What is Financial Leverage?
Financial leverage is the use of borrowed money (debt) to finance the purchase of assets with the expectation that the income or capital gain from the new asset will exceed the cost of borrowing. In most cases, the debt provider will limit how much risk it is ready to take and indicate a limit on the extent of the leverage it will allow. In the case of asset-backed lending, the financial provider uses the assets as collateral until the borrower repays the loan. In the case of a cash flow loan, the general creditworthiness of the company is used to back the loan. The concept of leverage is common in the business world. It is mostly used to boost the returns on equity capital of a company, especially when the business is unable to increase its operating efficiency and returns on total investment.

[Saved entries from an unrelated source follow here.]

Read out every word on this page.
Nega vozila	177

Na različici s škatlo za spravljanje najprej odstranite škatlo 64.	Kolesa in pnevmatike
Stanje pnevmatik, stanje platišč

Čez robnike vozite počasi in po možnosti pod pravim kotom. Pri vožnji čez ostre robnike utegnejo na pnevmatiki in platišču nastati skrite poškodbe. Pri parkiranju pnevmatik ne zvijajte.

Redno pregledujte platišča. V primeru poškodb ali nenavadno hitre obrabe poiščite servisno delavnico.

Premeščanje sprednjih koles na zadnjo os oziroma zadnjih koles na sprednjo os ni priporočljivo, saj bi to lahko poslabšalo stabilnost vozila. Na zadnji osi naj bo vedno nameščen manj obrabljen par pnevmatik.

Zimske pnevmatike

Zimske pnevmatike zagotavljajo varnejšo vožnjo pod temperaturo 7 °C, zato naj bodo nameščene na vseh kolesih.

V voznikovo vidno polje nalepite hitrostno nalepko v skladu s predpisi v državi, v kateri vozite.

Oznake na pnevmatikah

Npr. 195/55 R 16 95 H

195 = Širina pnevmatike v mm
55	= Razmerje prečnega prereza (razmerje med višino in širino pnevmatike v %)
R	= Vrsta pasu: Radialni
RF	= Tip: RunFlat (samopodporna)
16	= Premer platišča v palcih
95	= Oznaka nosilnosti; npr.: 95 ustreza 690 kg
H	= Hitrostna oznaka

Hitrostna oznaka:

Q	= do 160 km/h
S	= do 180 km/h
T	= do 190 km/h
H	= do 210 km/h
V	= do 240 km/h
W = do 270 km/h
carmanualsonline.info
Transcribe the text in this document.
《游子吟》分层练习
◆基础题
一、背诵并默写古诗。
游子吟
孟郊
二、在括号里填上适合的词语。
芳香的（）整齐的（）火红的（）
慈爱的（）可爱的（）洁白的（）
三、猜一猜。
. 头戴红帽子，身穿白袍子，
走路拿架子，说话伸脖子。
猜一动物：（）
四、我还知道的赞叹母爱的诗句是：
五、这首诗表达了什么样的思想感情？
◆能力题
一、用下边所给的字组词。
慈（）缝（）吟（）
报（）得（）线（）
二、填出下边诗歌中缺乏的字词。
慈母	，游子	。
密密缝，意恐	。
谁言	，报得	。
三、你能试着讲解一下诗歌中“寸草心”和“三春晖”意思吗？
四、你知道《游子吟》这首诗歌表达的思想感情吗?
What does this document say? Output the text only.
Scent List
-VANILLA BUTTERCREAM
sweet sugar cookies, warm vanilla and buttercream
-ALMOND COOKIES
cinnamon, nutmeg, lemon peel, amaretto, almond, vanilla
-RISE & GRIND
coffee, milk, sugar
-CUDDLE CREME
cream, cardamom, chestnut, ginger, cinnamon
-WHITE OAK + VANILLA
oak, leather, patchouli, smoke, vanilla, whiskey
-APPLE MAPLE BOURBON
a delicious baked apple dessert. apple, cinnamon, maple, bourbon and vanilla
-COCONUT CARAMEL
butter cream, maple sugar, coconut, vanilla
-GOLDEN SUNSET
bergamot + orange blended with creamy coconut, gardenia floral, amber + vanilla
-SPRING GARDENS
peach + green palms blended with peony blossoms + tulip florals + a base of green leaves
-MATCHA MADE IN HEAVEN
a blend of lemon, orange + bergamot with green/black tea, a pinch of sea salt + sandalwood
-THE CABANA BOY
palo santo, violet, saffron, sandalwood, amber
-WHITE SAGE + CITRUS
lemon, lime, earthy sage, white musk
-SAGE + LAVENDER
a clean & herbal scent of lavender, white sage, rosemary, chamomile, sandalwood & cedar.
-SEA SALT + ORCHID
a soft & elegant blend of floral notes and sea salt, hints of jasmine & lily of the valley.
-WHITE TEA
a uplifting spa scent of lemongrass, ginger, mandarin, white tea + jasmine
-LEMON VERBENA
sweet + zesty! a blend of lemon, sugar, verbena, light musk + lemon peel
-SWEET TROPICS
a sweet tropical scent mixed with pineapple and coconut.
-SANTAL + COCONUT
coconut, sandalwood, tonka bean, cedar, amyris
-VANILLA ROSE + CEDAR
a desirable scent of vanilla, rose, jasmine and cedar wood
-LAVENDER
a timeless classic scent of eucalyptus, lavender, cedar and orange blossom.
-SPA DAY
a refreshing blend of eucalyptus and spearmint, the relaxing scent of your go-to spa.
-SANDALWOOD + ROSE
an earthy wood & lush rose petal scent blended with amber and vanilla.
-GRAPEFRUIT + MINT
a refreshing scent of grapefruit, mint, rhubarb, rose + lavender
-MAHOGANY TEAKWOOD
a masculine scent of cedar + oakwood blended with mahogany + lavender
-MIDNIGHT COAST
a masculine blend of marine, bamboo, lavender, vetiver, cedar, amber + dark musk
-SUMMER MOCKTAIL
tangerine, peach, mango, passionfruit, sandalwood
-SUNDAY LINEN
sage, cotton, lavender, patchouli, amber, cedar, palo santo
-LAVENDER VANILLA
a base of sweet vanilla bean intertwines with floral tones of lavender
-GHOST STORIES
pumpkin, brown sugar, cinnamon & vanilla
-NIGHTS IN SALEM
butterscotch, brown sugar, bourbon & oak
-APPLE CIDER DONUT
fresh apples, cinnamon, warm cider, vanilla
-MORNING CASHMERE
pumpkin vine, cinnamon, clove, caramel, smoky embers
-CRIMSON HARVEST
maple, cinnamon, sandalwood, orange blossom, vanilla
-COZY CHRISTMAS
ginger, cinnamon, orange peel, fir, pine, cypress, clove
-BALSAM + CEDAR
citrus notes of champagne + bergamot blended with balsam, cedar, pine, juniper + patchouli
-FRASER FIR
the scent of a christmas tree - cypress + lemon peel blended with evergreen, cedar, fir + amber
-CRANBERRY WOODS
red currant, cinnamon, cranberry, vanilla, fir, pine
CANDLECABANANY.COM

Because earnings on borrowing are higher than the interest payable on debt, the company's total earnings will increase, ultimately boosting stockholders' profits.Leverage and Capital Costs
The debt to equity ratio plays a role in the working average cost of capital (WACC). The overall interest on debt represents the break-even point that must be obtained to profitability in a given venture. Thus, WACC is essentially the average interest an organization owes on the capital it has borrowed for leverage. Let's say equity represents 60% of borrowed capital, and debt is 40%. This results in a financial leverage calculation of 40/60, or 0.6667. The organization owes 10% on all equity and 5% on all debt. That means that the weighted average cost of capital is (.4)(5) + (.6)(10) - or 8%. For every $10,000 borrowed, this organization will owe $800 in interest. Profit must be higher than 8% on the project to offset the cost of interest and justify this leverage.Benefits of Financial Leverage
Leverage provides the following benefits for companies:- Leverage is an essential tool a company's management can use to make the best financing and investment decisions.
- It provides a variety of financing sources by which the firm can achieve its target earnings.
- Leverage is also an essential technique in investing as it helps companies set a threshold for the expansion of business operations. For example, it can be used to recommend restrictions on business expansion once the projected return on additional investment is lower than the cost of debt.